Nycteribiidae is a family of the true fly superfamily Hippoboscoidea. Together with their close relatives the Streblidae, they are known as "bat flies". As the Streblidae do not seem to be a monophyletic group, it is conceivable that bat flies cannot be united into a single family.

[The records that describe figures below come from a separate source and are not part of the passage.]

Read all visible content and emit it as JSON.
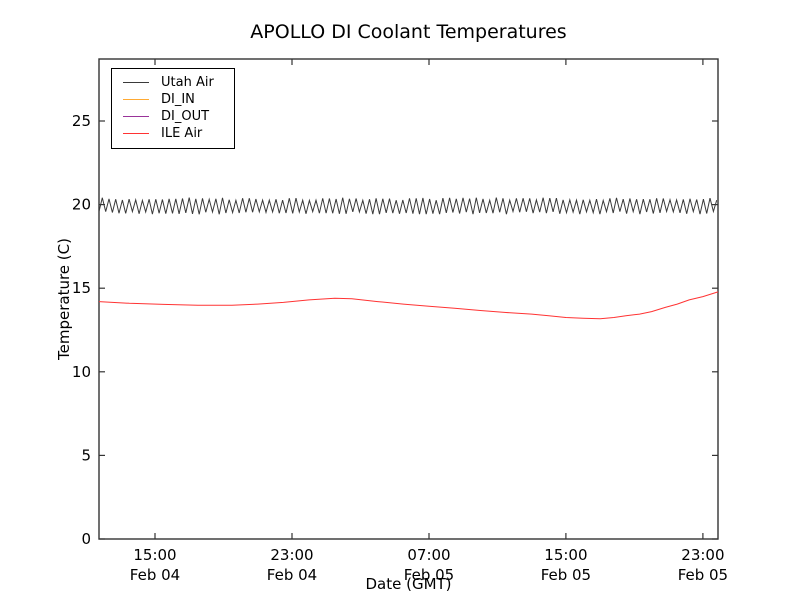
{
  "chart_data": {
    "type": "line",
    "title": "APOLLO DI Coolant Temperatures",
    "xlabel": "Date (GMT)",
    "ylabel": "Temperature (C)",
    "x_axis_unit": "hours since Feb 04 00:00 GMT",
    "xlim": [
      11.73,
      47.88
    ],
    "ylim": [
      0,
      28.71
    ],
    "grid": false,
    "legend_position": "upper left",
    "yticks": [
      0,
      5,
      10,
      15,
      20,
      25
    ],
    "xticks": [
      {
        "value": 15,
        "time": "15:00",
        "date": "Feb 04"
      },
      {
        "value": 23,
        "time": "23:00",
        "date": "Feb 04"
      },
      {
        "value": 31,
        "time": "07:00",
        "date": "Feb 05"
      },
      {
        "value": 39,
        "time": "15:00",
        "date": "Feb 05"
      },
      {
        "value": 47,
        "time": "23:00",
        "date": "Feb 05"
      }
    ],
    "series": [
      {
        "name": "Utah Air",
        "color": "#3a3a3a",
        "visible_in_plot": true,
        "pattern": "sawtooth-oscillation",
        "mean": 19.92,
        "amplitude_min": 0.33,
        "amplitude_max": 0.5,
        "period_hours": 0.39,
        "x_start": 11.73,
        "x_end": 47.88
      },
      {
        "name": "DI_IN",
        "color": "#ffaa33",
        "visible_in_plot": false,
        "x": [],
        "y": []
      },
      {
        "name": "DI_OUT",
        "color": "#993399",
        "visible_in_plot": false,
        "x": [],
        "y": []
      },
      {
        "name": "ILE Air",
        "color": "#ff3333",
        "visible_in_plot": true,
        "x": [
          11.73,
          13.5,
          15.5,
          17.5,
          19.5,
          21,
          22.5,
          24,
          25.5,
          26.5,
          28,
          29.5,
          31,
          32.5,
          34,
          35.5,
          37,
          38,
          39,
          40,
          41,
          41.8,
          42.5,
          43.3,
          44,
          44.8,
          45.5,
          46.2,
          47,
          47.88
        ],
        "y": [
          14.2,
          14.1,
          14.03,
          13.98,
          13.98,
          14.05,
          14.15,
          14.3,
          14.4,
          14.37,
          14.2,
          14.05,
          13.92,
          13.8,
          13.67,
          13.55,
          13.45,
          13.35,
          13.25,
          13.2,
          13.17,
          13.25,
          13.35,
          13.45,
          13.6,
          13.85,
          14.05,
          14.3,
          14.5,
          14.78
        ]
      }
    ]
  }
}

They are flattened, spiderlike flies without eyes or wings, bearing very little resemblance to other Dipterans. These flies are seldom encountered by general collectors, as both males and females are parasites, living on and rarely leaving the body of their hosts and taking blood meals. Most species are highly host-specific. Female bat flies often must leave their hosts to breed and lay eggs, but do not leave their bats' immediate habitat. The family is primarily found in the Old World tropics; a few of the 274 known species occur in the Neotropics and Europe.

==General==
- Subfamily Archinycteribiinae Maa, 1975
- Archinycteribia Speiser, 1901
- Subfamily Cyclopodiinae Maa, 1965
- Cyclopodia Kolenati, 1863
- Dipseliopoda Theodor, 1955
- Eucampsipoda Kolenati, 1857
- Leptocyclopodia Theodor, 1959
- Subfamily Nycteribiinae Westwood, 1835

- Basilia Miranda Ribeiro, 1903
- Hershkovitzia Guimarães & d'Andretta, 1956
- Nycteribia Latreille, 1796
- Penicillidia Kolenati, 1863
- Phthiridium Hermann, 1804
- Stereomyia Theodor, 1967
- Stylidia Westwood, 1840

==Morphology==
One of the key morphological features of Nycteribiidae is their highly reduced compound eyes. Many species of Nycteribiidae contain no visible eyes or contain only rudimentary eye spots. None of the species contains wings. They have backward folded legs that resemble those of spiders and a dorsally inserted head.